Vodafone introduceerde dit jaar een kerstcommercial die me aan het denken zette. Dat kwam deels door de nasynchronisatie (moet dat echt?), maar nog veel meer door de ‘anti-smartphone’-boodschap van de campagne: 'Soms beleef je de mooiste momenten zonder telefoon'.
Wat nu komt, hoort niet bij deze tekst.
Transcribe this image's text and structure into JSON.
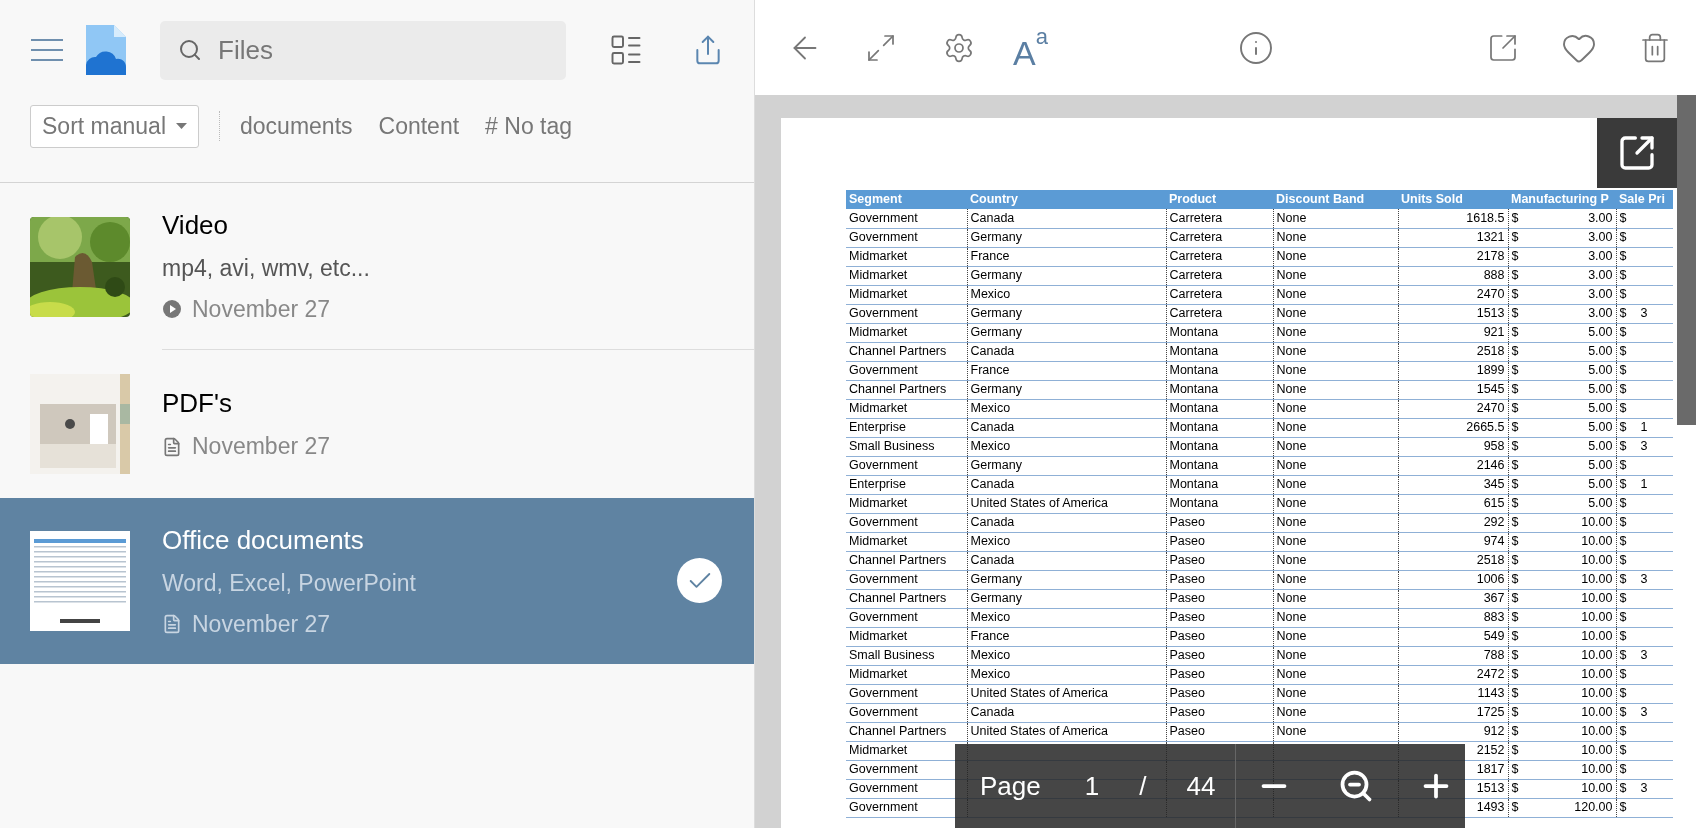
{
  "sidebar": {
    "search": {
      "placeholder": "Files"
    },
    "filters": {
      "sort": "Sort manual",
      "chips": [
        "documents",
        "Content"
      ],
      "tags": {
        "glyph": "#",
        "label": "No tag"
      }
    },
    "items": [
      {
        "title": "Video",
        "subtitle": "mp4, avi, wmv, etc...",
        "date": "November 27",
        "kind": "video",
        "selected": false
      },
      {
        "title": "PDF's",
        "date": "November 27",
        "kind": "document",
        "selected": false
      },
      {
        "title": "Office documents",
        "subtitle": "Word, Excel, PowerPoint",
        "date": "November 27",
        "kind": "document",
        "selected": true
      }
    ]
  },
  "viewer": {
    "toolbar": {
      "font_button": {
        "letter": "A",
        "superscript": "a"
      }
    },
    "table": {
      "columns": [
        "Segment",
        "Country",
        "Product",
        "Discount Band",
        "Units Sold",
        "Manufacturing P",
        "Sale Pri"
      ],
      "rows": [
        [
          "Government",
          "Canada",
          "Carretera",
          "None",
          "1618.5",
          [
            "$",
            "3.00"
          ],
          [
            "$"
          ]
        ],
        [
          "Government",
          "Germany",
          "Carretera",
          "None",
          "1321",
          [
            "$",
            "3.00"
          ],
          [
            "$"
          ]
        ],
        [
          "Midmarket",
          "France",
          "Carretera",
          "None",
          "2178",
          [
            "$",
            "3.00"
          ],
          [
            "$"
          ]
        ],
        [
          "Midmarket",
          "Germany",
          "Carretera",
          "None",
          "888",
          [
            "$",
            "3.00"
          ],
          [
            "$"
          ]
        ],
        [
          "Midmarket",
          "Mexico",
          "Carretera",
          "None",
          "2470",
          [
            "$",
            "3.00"
          ],
          [
            "$"
          ]
        ],
        [
          "Government",
          "Germany",
          "Carretera",
          "None",
          "1513",
          [
            "$",
            "3.00"
          ],
          [
            "$",
            "3"
          ]
        ],
        [
          "Midmarket",
          "Germany",
          "Montana",
          "None",
          "921",
          [
            "$",
            "5.00"
          ],
          [
            "$"
          ]
        ],
        [
          "Channel Partners",
          "Canada",
          "Montana",
          "None",
          "2518",
          [
            "$",
            "5.00"
          ],
          [
            "$"
          ]
        ],
        [
          "Government",
          "France",
          "Montana",
          "None",
          "1899",
          [
            "$",
            "5.00"
          ],
          [
            "$"
          ]
        ],
        [
          "Channel Partners",
          "Germany",
          "Montana",
          "None",
          "1545",
          [
            "$",
            "5.00"
          ],
          [
            "$"
          ]
        ],
        [
          "Midmarket",
          "Mexico",
          "Montana",
          "None",
          "2470",
          [
            "$",
            "5.00"
          ],
          [
            "$"
          ]
        ],
        [
          "Enterprise",
          "Canada",
          "Montana",
          "None",
          "2665.5",
          [
            "$",
            "5.00"
          ],
          [
            "$",
            "1"
          ]
        ],
        [
          "Small Business",
          "Mexico",
          "Montana",
          "None",
          "958",
          [
            "$",
            "5.00"
          ],
          [
            "$",
            "3"
          ]
        ],
        [
          "Government",
          "Germany",
          "Montana",
          "None",
          "2146",
          [
            "$",
            "5.00"
          ],
          [
            "$"
          ]
        ],
        [
          "Enterprise",
          "Canada",
          "Montana",
          "None",
          "345",
          [
            "$",
            "5.00"
          ],
          [
            "$",
            "1"
          ]
        ],
        [
          "Midmarket",
          "United States of America",
          "Montana",
          "None",
          "615",
          [
            "$",
            "5.00"
          ],
          [
            "$"
          ]
        ],
        [
          "Government",
          "Canada",
          "Paseo",
          "None",
          "292",
          [
            "$",
            "10.00"
          ],
          [
            "$"
          ]
        ],
        [
          "Midmarket",
          "Mexico",
          "Paseo",
          "None",
          "974",
          [
            "$",
            "10.00"
          ],
          [
            "$"
          ]
        ],
        [
          "Channel Partners",
          "Canada",
          "Paseo",
          "None",
          "2518",
          [
            "$",
            "10.00"
          ],
          [
            "$"
          ]
        ],
        [
          "Government",
          "Germany",
          "Paseo",
          "None",
          "1006",
          [
            "$",
            "10.00"
          ],
          [
            "$",
            "3"
          ]
        ],
        [
          "Channel Partners",
          "Germany",
          "Paseo",
          "None",
          "367",
          [
            "$",
            "10.00"
          ],
          [
            "$"
          ]
        ],
        [
          "Government",
          "Mexico",
          "Paseo",
          "None",
          "883",
          [
            "$",
            "10.00"
          ],
          [
            "$"
          ]
        ],
        [
          "Midmarket",
          "France",
          "Paseo",
          "None",
          "549",
          [
            "$",
            "10.00"
          ],
          [
            "$"
          ]
        ],
        [
          "Small Business",
          "Mexico",
          "Paseo",
          "None",
          "788",
          [
            "$",
            "10.00"
          ],
          [
            "$",
            "3"
          ]
        ],
        [
          "Midmarket",
          "Mexico",
          "Paseo",
          "None",
          "2472",
          [
            "$",
            "10.00"
          ],
          [
            "$"
          ]
        ],
        [
          "Government",
          "United States of America",
          "Paseo",
          "None",
          "1143",
          [
            "$",
            "10.00"
          ],
          [
            "$"
          ]
        ],
        [
          "Government",
          "Canada",
          "Paseo",
          "None",
          "1725",
          [
            "$",
            "10.00"
          ],
          [
            "$",
            "3"
          ]
        ],
        [
          "Channel Partners",
          "United States of America",
          "Paseo",
          "None",
          "912",
          [
            "$",
            "10.00"
          ],
          [
            "$"
          ]
        ],
        [
          "Midmarket",
          null,
          null,
          null,
          "2152",
          [
            "$",
            "10.00"
          ],
          [
            "$"
          ]
        ],
        [
          "Government",
          null,
          null,
          null,
          "1817",
          [
            "$",
            "10.00"
          ],
          [
            "$"
          ]
        ],
        [
          "Government",
          null,
          null,
          null,
          "1513",
          [
            "$",
            "10.00"
          ],
          [
            "$",
            "3"
          ]
        ],
        [
          "Government",
          null,
          null,
          null,
          "1493",
          [
            "$",
            "120.00"
          ],
          [
            "$"
          ]
        ]
      ]
    },
    "pager": {
      "label": "Page",
      "current": "1",
      "separator": "/",
      "total": "44"
    }
  }
}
De Vodafone-campagne is niet uniek. Het past in een bredere trend van reclames die negatief of kritisch zijn over het eigen product of dienst. Denk bijvoorbeeld aan de beroemde campagnes van het Hans Brinker Budget Hotel. Het hotel positioneert zichzelf als het slechtste hotel ter wereld. Ze laten zien hoe fris en fruitig een gast eruitziet bij de check in, en hoe verschrikkelijk slecht die gast er uit ziet bij de check uit. Klinkt verre van aantrekkelijk, toch? Desondanks is het hotel sinds de lancering steevast volgeboekt en is de bezettingsgraad gestegen met 42 procent. Een zeer succesvolle campagne dus. Maar waarom? Werken alle anti-reclames zonder meer? Ik bekeek een aantal anti-reclames en hun werking.
Anti Den Bosch
In september van dit jaar startte de gemeente Den Bosch een campagne met als slogan: 'Kom niet naar Den Bosch'. Uit onderzoek van Neurensics bleek dat die campagne heel succesvol is om mensen inderdaad niet naar Den Bosch te krijgen. De campagne zorgt ervoor dat mensen weinig ‘verlangen’ en ‘betrokkenheid’ voelen, en juist veel ‘afkeer’. Niet best, want het doel van de campagne was juist mensen wél naar de stad te trekken.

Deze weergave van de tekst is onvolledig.